Critics have raised many objections to the deep-roots theory. Chimp raids are rare, and may be a response to recent human encroachment. Some modern tribal people, such as the Semai of Malaysia and the !Kung of Africa, are quite peaceful. As for the archaeological evidence of warfare, it extends back only about 12,000 years, and excavations have revealed that some pre-state societies thrived for centuries or longer without leaving significant signs of violence.

You don’t have to be prone to dangerously utopian views to be persuaded, as I am, by a different theory of war’s origins, first advanced by Margaret Mead in 1940 and favored by anthropologists such as Sarah Blaffer Hrdy, Douglas Fry, and Brian Ferguson. War, Mead proposed, is not a biological adaptation but a cultural “invention”—like music, art, cooking, and religion—that emerged relatively recently in human prehistory. War is an especially infectious meme, because if one society starts attacking its neighbors, their only options are to surrender, flee, or fight. Societies in a warlike region have a strong incentive to boost their fighting capability, by inventing new tactics and weapons, and to carry out pre-emptive strikes against neighbors. In this way, the whole world rapidly became militarized, armed and dangerous. For millennia, we have been struggling to overcome this cultural contagion, and we’re still struggling, in spite of our recent gains. Just in the last decade, the United States, arguably the most advanced civilization in history, has invaded two countries, and it now routinely assassinates without trial many suspected enemies around the world.

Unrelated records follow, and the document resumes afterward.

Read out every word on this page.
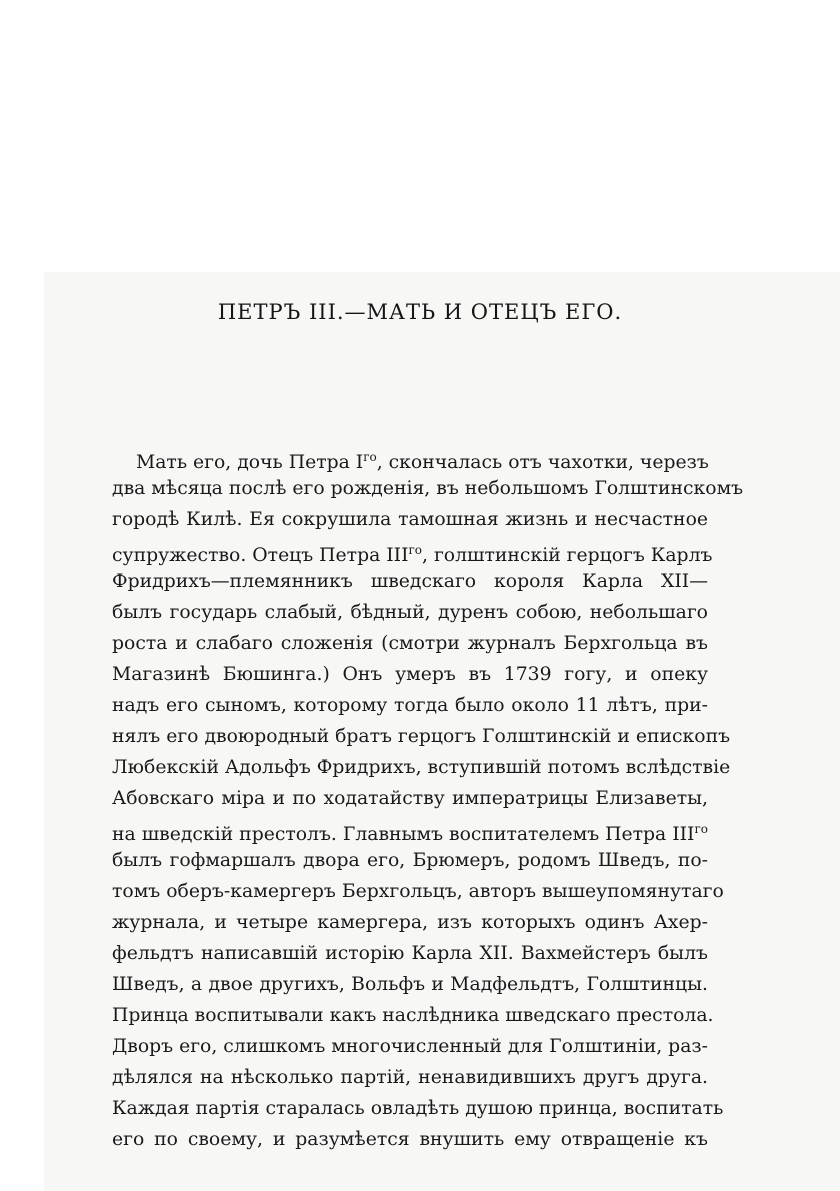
ПЕТРЪ III.—МАТЬ И ОТЕЦЪ ЕГО.
Мать его, дочь Петра $I^{го}$, скончалась отъ чахотки, черезъ
два мѣсяца послѣ его рожденія, въ небольшомъ Голштинскомъ
городѣ Килѣ. Ея сокрушила тамошная жизнь и несчастное
супружество. Отецъ Петра $III^{го}$, голштинскій герцогъ Карлъ
Фридрихъ—племянникъ шведскаго короля Карла XII—
былъ государь слабый, бѣдный, дуренъ собою, небольшаго
роста и слабаго сложенія (смотри журналъ Берхгольца въ
Магазинѣ Бюшинга.) Онъ умеръ въ 1739 гогу, и опеку
надъ его сыномъ, которому тогда было около 11 лѣтъ, при-
нялъ его двоюродный братъ герцогъ Голштинскій и епископъ
Любекскій Адольфъ Фридрихъ, вступившій потомъ вслѣдствіе
Абовскаго міра и по ходатайству императрицы Елизаветы,
на шведскій престолъ. Главнымъ воспитателемъ Петра $III^{го}$
былъ гофмаршалъ двора его, Брюмеръ, родомъ Шведъ, по-
томъ оберъ-камергеръ Берхгольцъ, авторъ вышеупомянутаго
журнала, и четыре камергера, изъ которыхъ одинъ Ахер-
фельдтъ написавшій исторію Карла XII. Вахмейстеръ былъ
Шведъ, а двое другихъ, Вольфъ и Мадфельдтъ, Голштинцы.
Принца воспитывали какъ наслѣдника шведскаго престола.
Дворъ его, слишкомъ многочисленный для Голштиніи, раз-
дѣлялся на нѣсколько партій, ненавидившихъ другъ друга.
Каждая партія старалась овладѣть душою принца, воспитать
его по своему, и разумѣется внушить ему отвращеніе къ
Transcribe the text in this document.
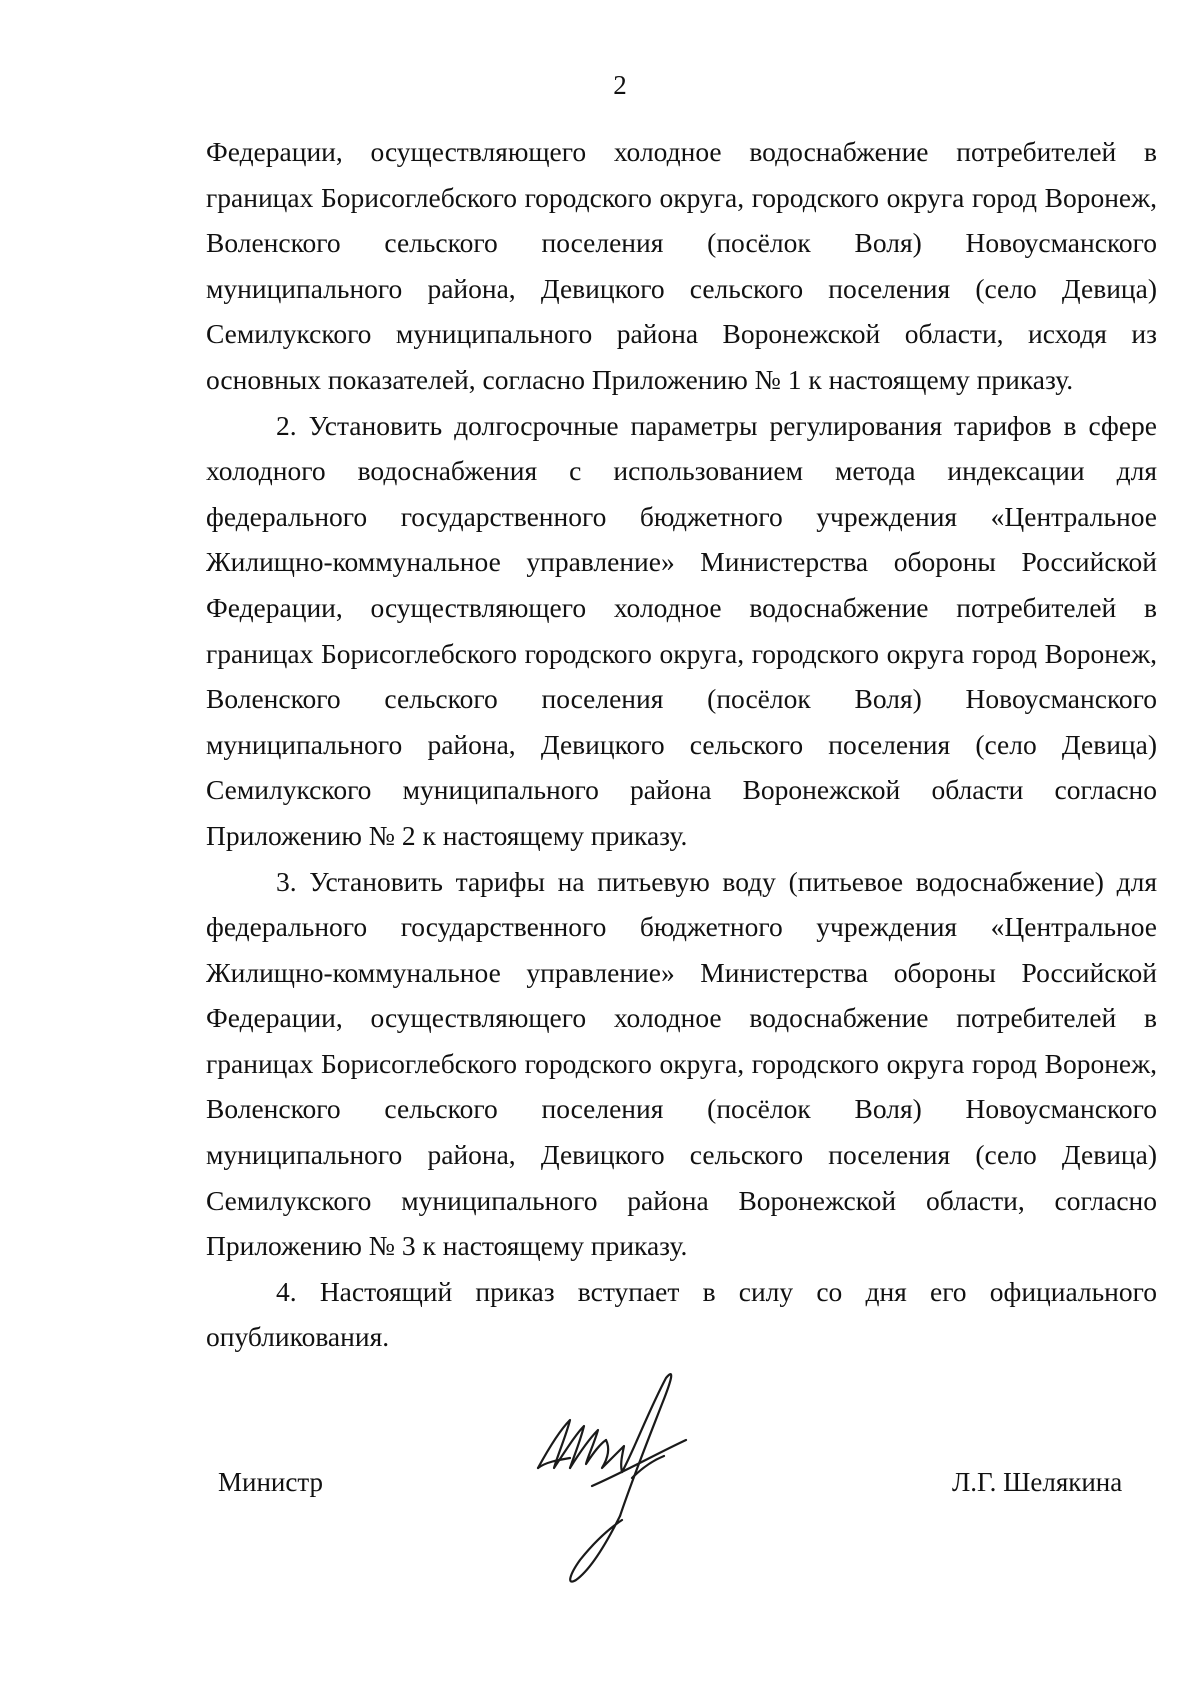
2

Федерации, осуществляющего холодное водоснабжение потребителей в границах Борисоглебского городского округа, городского округа город Воронеж, Воленского сельского поселения (посёлок Воля) Новоусманского муниципального района, Девицкого сельского поселения (село Девица) Семилукского муниципального района Воронежской области, исходя из основных показателей, согласно Приложению № 1 к настоящему приказу.

2. Установить долгосрочные параметры регулирования тарифов в сфере холодного водоснабжения с использованием метода индексации для федерального государственного бюджетного учреждения «Центральное Жилищно-коммунальное управление» Министерства обороны Российской Федерации, осуществляющего холодное водоснабжение потребителей в границах Борисоглебского городского округа, городского округа город Воронеж, Воленского сельского поселения (посёлок Воля) Новоусманского муниципального района, Девицкого сельского поселения (село Девица) Семилукского муниципального района Воронежской области согласно Приложению № 2 к настоящему приказу.

3. Установить тарифы на питьевую воду (питьевое водоснабжение) для федерального государственного бюджетного учреждения «Центральное Жилищно-коммунальное управление» Министерства обороны Российской Федерации, осуществляющего холодное водоснабжение потребителей в границах Борисоглебского городского округа, городского округа город Воронеж, Воленского сельского поселения (посёлок Воля) Новоусманского муниципального района, Девицкого сельского поселения (село Девица) Семилукского муниципального района Воронежской области, согласно Приложению № 3 к настоящему приказу.

4. Настоящий приказ вступает в силу со дня его официального опубликования.

Министр	Л.Г. Шелякина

The debate over how war began is important, because those who reject the possibility of a radical, permanent reduction of state-sponsored violence often cite the claim that war is deeply rooted in our prehistory and genes: War, if it is ancient and innate, must also be inevitable. I wish that Pinker had repudiated the deep-roots theory, or at least acknowledged the abundant counterevidence. Still, Better Angels is a monumental achievement. His book should make it much harder for pessimists to cling to their gloomy vision of the future. Whether war is an ancient adaptation or a pernicious cultural infection, we are learning how to overcome it.